(84d) Understanding Transport of Small Solutes in the Pores of a Nanostructured Lyotropic Liquid Crystal Membrane

Lyotropic liquid crystals (LLCs) are amphiphilic molecules that have the ability to form ordered nanostructures. When combined with ~10 wt % water, the liquid crystalline monomer, NA-GA3C11, forms the inverted hexagonal (HII) phase which is characterized by uniform-sized, sub-nm, straight hydrophilic pores. This geometry is ideal for transport in aqueous membrane separation processes. With a complete understanding of the mechanisms that govern transport of small solutes within these nanopores, we can modify LLC monomers in order to tune the size and chemical environment of the pores for solute-specific separations.

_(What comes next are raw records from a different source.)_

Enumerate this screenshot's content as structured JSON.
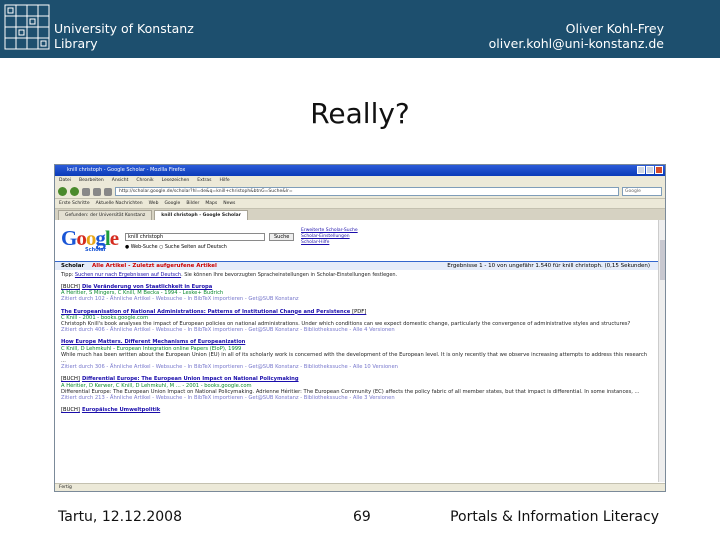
{
  "header": {
    "university_line1": "University of Konstanz",
    "university_line2": "Library",
    "author_name": "Oliver Kohl-Frey",
    "author_email": "oliver.kohl@uni-konstanz.de",
    "colors": {
      "band": "#1d4f6e",
      "text": "#ffffff"
    }
  },
  "slide": {
    "title": "Really?"
  },
  "browser": {
    "window_title": "knill christoph - Google Scholar - Mozilla Firefox",
    "menu": [
      "Datei",
      "Bearbeiten",
      "Ansicht",
      "Chronik",
      "Lesezeichen",
      "Extras",
      "Hilfe"
    ],
    "url": "http://scholar.google.de/scholar?hl=de&q=knill+christoph&btnG=Suche&lr=",
    "search_placeholder": "Google",
    "bookmarks": [
      "Erste Schritte",
      "Aktuelle Nachrichten",
      "Web",
      "Google",
      "Bilder",
      "Maps",
      "News"
    ],
    "tabs": [
      {
        "label": "Gefunden: der Universität Konstanz",
        "active": false
      },
      {
        "label": "knill christoph - Google Scholar",
        "active": true
      }
    ],
    "scholar": {
      "logo_sub": "Scholar",
      "query": "knill christoph",
      "search_button": "Suche",
      "options": "● Web-Suche  ○ Suche Seiten auf Deutsch",
      "links": [
        "Erweiterte Scholar-Suche",
        "Scholar-Einstellungen",
        "Scholar-Hilfe"
      ],
      "result_bar_label": "Scholar",
      "result_bar_filter": "Alle Artikel - Zuletzt aufgerufene Artikel",
      "result_count": "Ergebnisse 1 - 10 von ungefähr 1.540 für knill christoph. (0,15 Sekunden)",
      "tip_prefix": "Tipp:",
      "tip_link": "Suchen nur nach Ergebnissen auf Deutsch",
      "tip_rest": ". Sie können Ihre bevorzugten Spracheinstellungen in Scholar-Einstellungen festlegen."
    },
    "results": [
      {
        "tag": "[BUCH]",
        "title": "Die Veränderung von Staatlichkeit in Europa",
        "authors": "A Héritier, S Mingers, C Knill, M Becka - 1994 - Leske+ Budrich",
        "snippet": "",
        "links": "Zitiert durch 102 - Ähnliche Artikel - Websuche - In BibTeX importieren - Get@SUB Konstanz"
      },
      {
        "tag": "[PDF]",
        "title": "The Europeanisation of National Administrations: Patterns of Institutional Change and Persistence",
        "authors": "C Knill - 2001 - books.google.com",
        "snippet": "Christoph Knill's book analyses the impact of European policies on national administrations. Under which conditions can we expect domestic change, particularly the convergence of administrative styles and structures?",
        "links": "Zitiert durch 406 - Ähnliche Artikel - Websuche - In BibTeX importieren - Get@SUB Konstanz - Bibliothekssuche - Alle 4 Versionen"
      },
      {
        "tag": "",
        "title": "How Europe Matters. Different Mechanisms of Europeanization",
        "authors": "C Knill, D Lehmkuhl - European Integration online Papers (EIoP), 1999",
        "snippet": "While much has been written about the European Union (EU) in all of its scholarly work is concerned with the development of the European level. It is only recently that we observe increasing attempts to address this research ...",
        "links": "Zitiert durch 306 - Ähnliche Artikel - Websuche - In BibTeX importieren - Get@SUB Konstanz - Bibliothekssuche - Alle 10 Versionen"
      },
      {
        "tag": "[BUCH]",
        "title": "Differential Europe: The European Union Impact on National Policymaking",
        "authors": "A Héritier, D Kerwer, C Knill, D Lehmkuhl, M ... - 2001 - books.google.com",
        "snippet": "Differential Europe: The European Union Impact on National Policymaking. Adrienne Héritier: The European Community (EC) affects the policy fabric of all member states, but that impact is differential. In some instances, ...",
        "links": "Zitiert durch 213 - Ähnliche Artikel - Websuche - In BibTeX importieren - Get@SUB Konstanz - Bibliothekssuche - Alle 3 Versionen"
      },
      {
        "tag": "[BUCH]",
        "title": "Europäische Umweltpolitik",
        "authors": "",
        "snippet": "",
        "links": ""
      }
    ],
    "status": "Fertig"
  },
  "footer": {
    "date": "Tartu, 12.12.2008",
    "page": "69",
    "course": "Portals & Information Literacy"
  }
}
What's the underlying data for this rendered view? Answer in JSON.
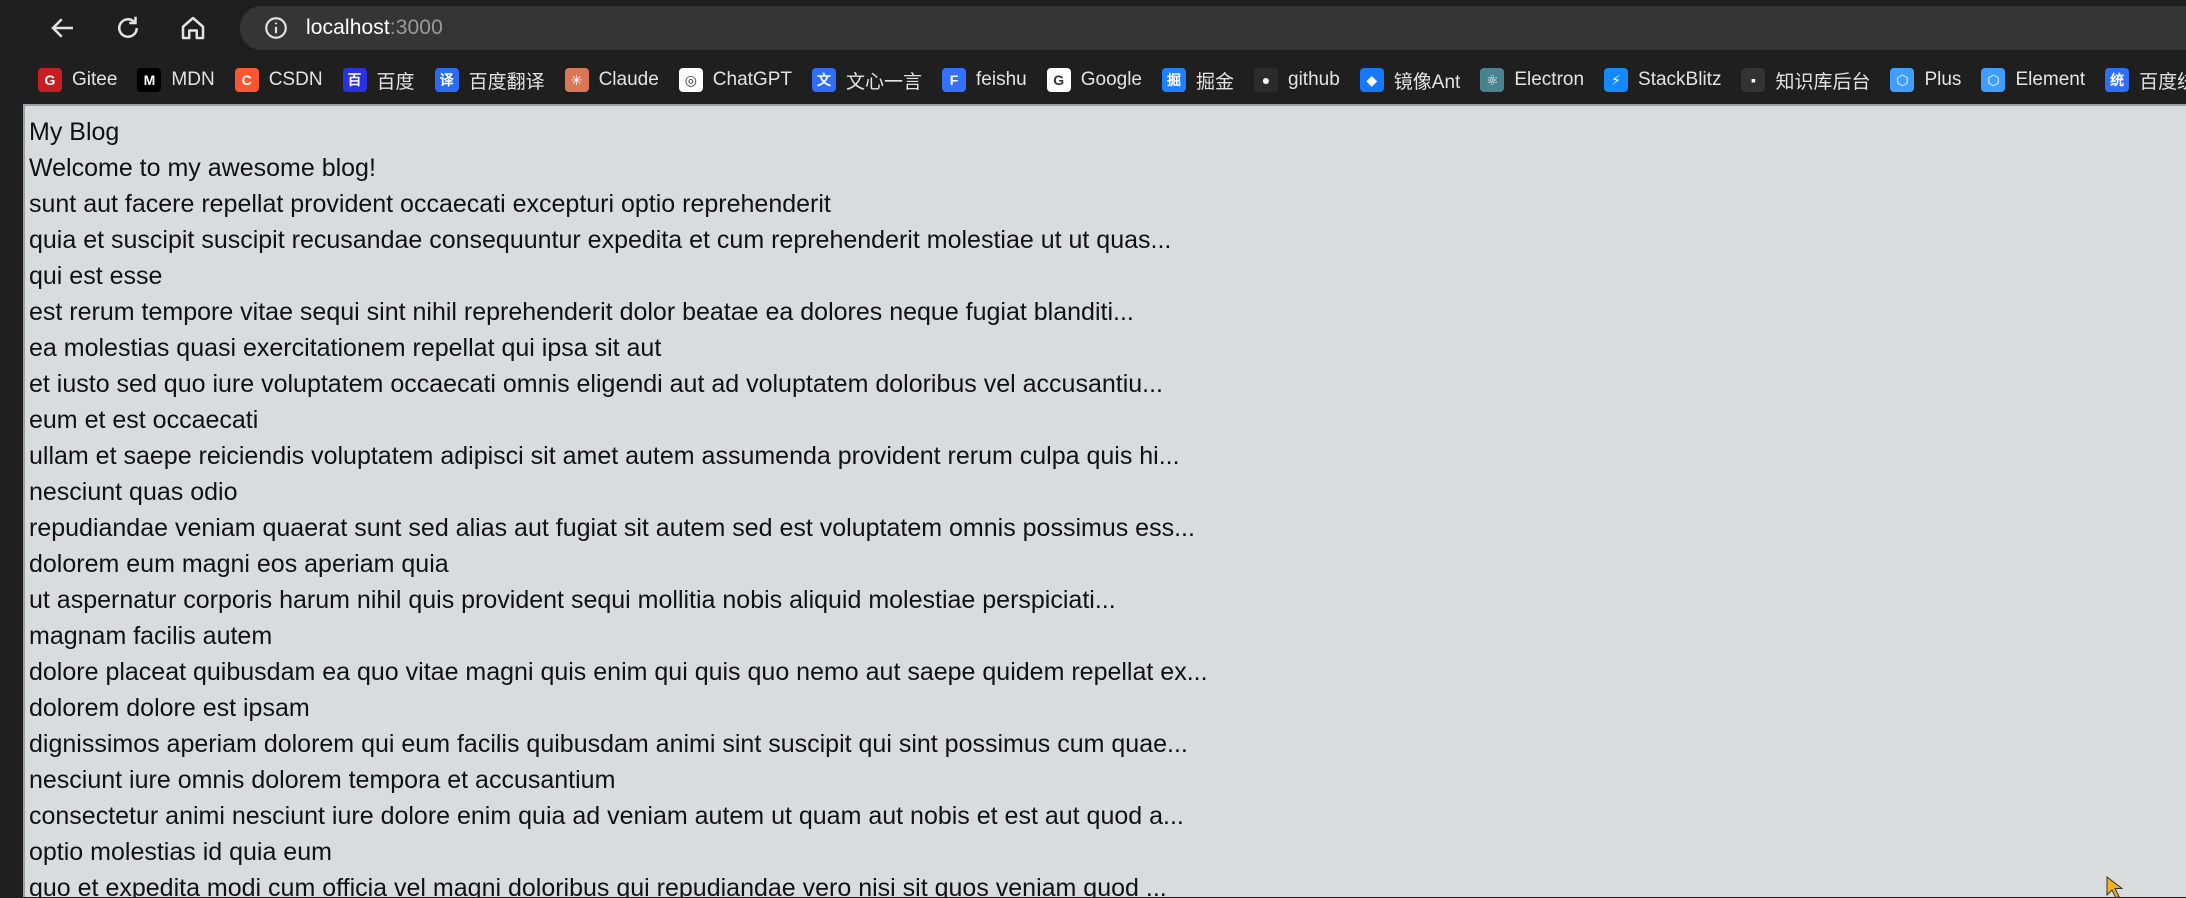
{
  "browser": {
    "url_host": "localhost",
    "url_port": ":3000",
    "icons": [
      "back-arrow-icon",
      "reload-icon",
      "home-icon",
      "info-icon"
    ],
    "bookmarks": [
      {
        "label": "Gitee",
        "icon": "G",
        "color": "#c71d23"
      },
      {
        "label": "MDN",
        "icon": "M",
        "color": "#000000"
      },
      {
        "label": "CSDN",
        "icon": "C",
        "color": "#fc5531"
      },
      {
        "label": "百度",
        "icon": "百",
        "color": "#2932e1"
      },
      {
        "label": "百度翻译",
        "icon": "译",
        "color": "#2a6bf2"
      },
      {
        "label": "Claude",
        "icon": "✳",
        "color": "#d97757"
      },
      {
        "label": "ChatGPT",
        "icon": "◎",
        "color": "#ffffff"
      },
      {
        "label": "文心一言",
        "icon": "文",
        "color": "#2f6ff7"
      },
      {
        "label": "feishu",
        "icon": "F",
        "color": "#3370ff"
      },
      {
        "label": "Google",
        "icon": "G",
        "color": "#ffffff"
      },
      {
        "label": "掘金",
        "icon": "掘",
        "color": "#1e80ff"
      },
      {
        "label": "github",
        "icon": "●",
        "color": "#2b2b2b"
      },
      {
        "label": "镜像Ant",
        "icon": "◆",
        "color": "#1677ff"
      },
      {
        "label": "Electron",
        "icon": "⚛",
        "color": "#47848f"
      },
      {
        "label": "StackBlitz",
        "icon": "⚡",
        "color": "#1389fd"
      },
      {
        "label": "知识库后台",
        "icon": "▪",
        "color": "#333333"
      },
      {
        "label": "Plus",
        "icon": "⬡",
        "color": "#409eff"
      },
      {
        "label": "Element",
        "icon": "⬡",
        "color": "#409eff"
      },
      {
        "label": "百度统",
        "icon": "统",
        "color": "#2f6ff7"
      }
    ]
  },
  "page": {
    "title": "My Blog",
    "subtitle": "Welcome to my awesome blog!",
    "posts": [
      {
        "title": "sunt aut facere repellat provident occaecati excepturi optio reprehenderit",
        "excerpt": "quia et suscipit suscipit recusandae consequuntur expedita et cum reprehenderit molestiae ut ut quas..."
      },
      {
        "title": "qui est esse",
        "excerpt": "est rerum tempore vitae sequi sint nihil reprehenderit dolor beatae ea dolores neque fugiat blanditi..."
      },
      {
        "title": "ea molestias quasi exercitationem repellat qui ipsa sit aut",
        "excerpt": "et iusto sed quo iure voluptatem occaecati omnis eligendi aut ad voluptatem doloribus vel accusantiu..."
      },
      {
        "title": "eum et est occaecati",
        "excerpt": "ullam et saepe reiciendis voluptatem adipisci sit amet autem assumenda provident rerum culpa quis hi..."
      },
      {
        "title": "nesciunt quas odio",
        "excerpt": "repudiandae veniam quaerat sunt sed alias aut fugiat sit autem sed est voluptatem omnis possimus ess..."
      },
      {
        "title": "dolorem eum magni eos aperiam quia",
        "excerpt": "ut aspernatur corporis harum nihil quis provident sequi mollitia nobis aliquid molestiae perspiciati..."
      },
      {
        "title": "magnam facilis autem",
        "excerpt": "dolore placeat quibusdam ea quo vitae magni quis enim qui quis quo nemo aut saepe quidem repellat ex..."
      },
      {
        "title": "dolorem dolore est ipsam",
        "excerpt": "dignissimos aperiam dolorem qui eum facilis quibusdam animi sint suscipit qui sint possimus cum quae..."
      },
      {
        "title": "nesciunt iure omnis dolorem tempora et accusantium",
        "excerpt": "consectetur animi nesciunt iure dolore enim quia ad veniam autem ut quam aut nobis et est aut quod a..."
      },
      {
        "title": "optio molestias id quia eum",
        "excerpt": "quo et expedita modi cum officia vel magni doloribus qui repudiandae vero nisi sit quos veniam quod ..."
      }
    ]
  }
}
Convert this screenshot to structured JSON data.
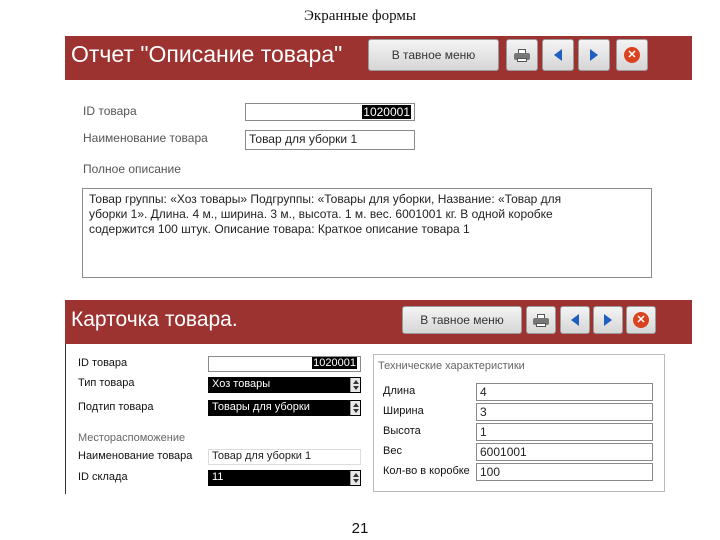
{
  "slide": {
    "title": "Экранные формы",
    "page_number": "21"
  },
  "toolbar": {
    "main_menu_label": "В тавное меню"
  },
  "form1": {
    "title": "Отчет \"Описание товара\"",
    "id_label": "ID товара",
    "id_value": "1020001",
    "name_label": "Наименование товара",
    "name_value": "Товар для уборки 1",
    "full_desc_label": "Полное описание",
    "full_desc_lines": [
      "Товар группы: «Хоз товары» Подгруппы: «Товары для уборки, Название: «Товар для",
      "уборки 1». Длина. 4 м., ширина. 3 м., высота. 1 м. вес. 6001001 кг.  В одной коробке",
      "содержится 100 штук. Описание товара: Краткое описание товара 1"
    ]
  },
  "form2": {
    "title": "Карточка товара.",
    "id_label": "ID товара",
    "id_value": "1020001",
    "type_label": "Тип товара",
    "type_value": "Хоз товары",
    "subtype_label": "Подтип товара",
    "subtype_value": "Товары для уборки",
    "location_section": "Местораспоможение",
    "loc_name_label": "Наименование товара",
    "loc_name_value": "Товар для уборки 1",
    "warehouse_label": "ID склада",
    "warehouse_value": "11",
    "tech_section": "Технические характеристики",
    "length_label": "Длина",
    "length_value": "4",
    "width_label": "Ширина",
    "width_value": "3",
    "height_label": "Высота",
    "height_value": "1",
    "weight_label": "Вес",
    "weight_value": "6001001",
    "qty_label": "Кол-во  в  коробке",
    "qty_value": "100"
  },
  "colors": {
    "header_bg": "#9c3331",
    "nav_arrow": "#1f5fbf",
    "close_red": "#d9431f"
  },
  "icons": [
    "printer-icon",
    "arrow-left-icon",
    "arrow-right-icon",
    "close-icon"
  ]
}
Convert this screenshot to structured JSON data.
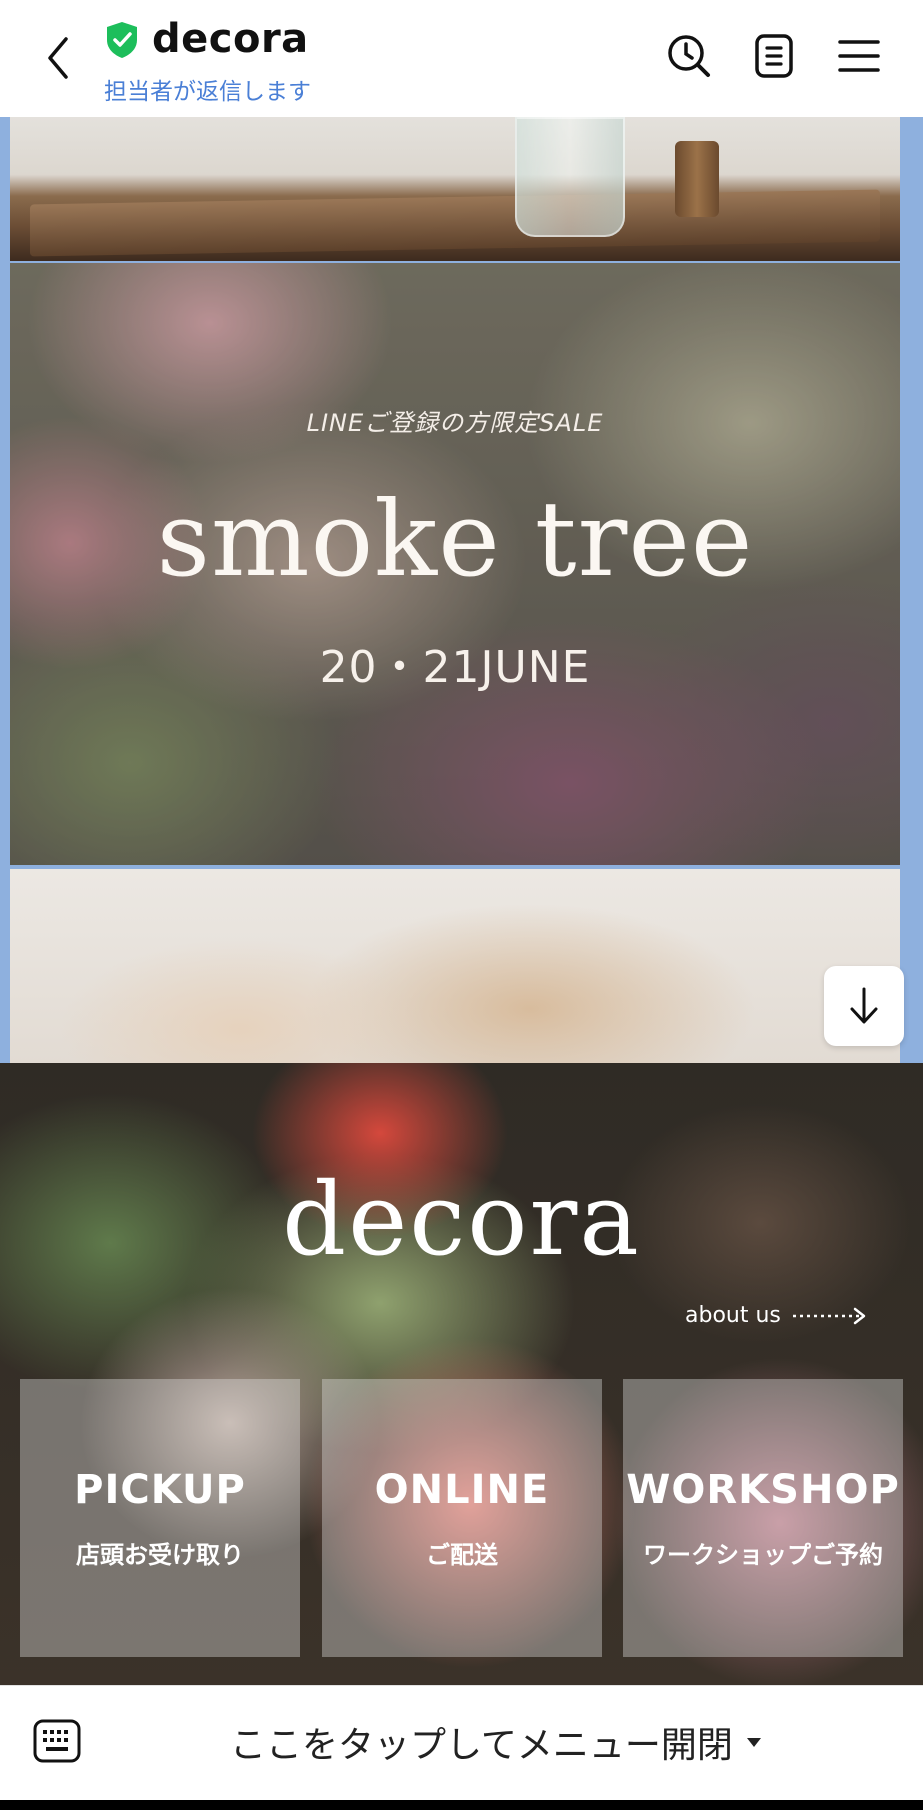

We have used molecular dynamics simulations in order to form a detailed atomistic model of this system by maximizing its consistency with experimental observables such as 2D wide angle X-ray scattering patterns and ionic conductivity measurements. Using our atomistically detailed model, we study the transport mechanisms of a range of neutral solutes within the pores. We calculate the diffusion constant along the pore for each solute, and examine transport mechanisms as the rates of diffusion change. We also calculate the potential of mean force (PMF) using umbrella sampling in order to construct free energy profiles along the pore. We use this information to understand selectivity based on both size and chemical details of the solute. With this understanding, we can identify bottlenecks in membrane design so that we can suggest new LLC monomer structures to be tested experimentally.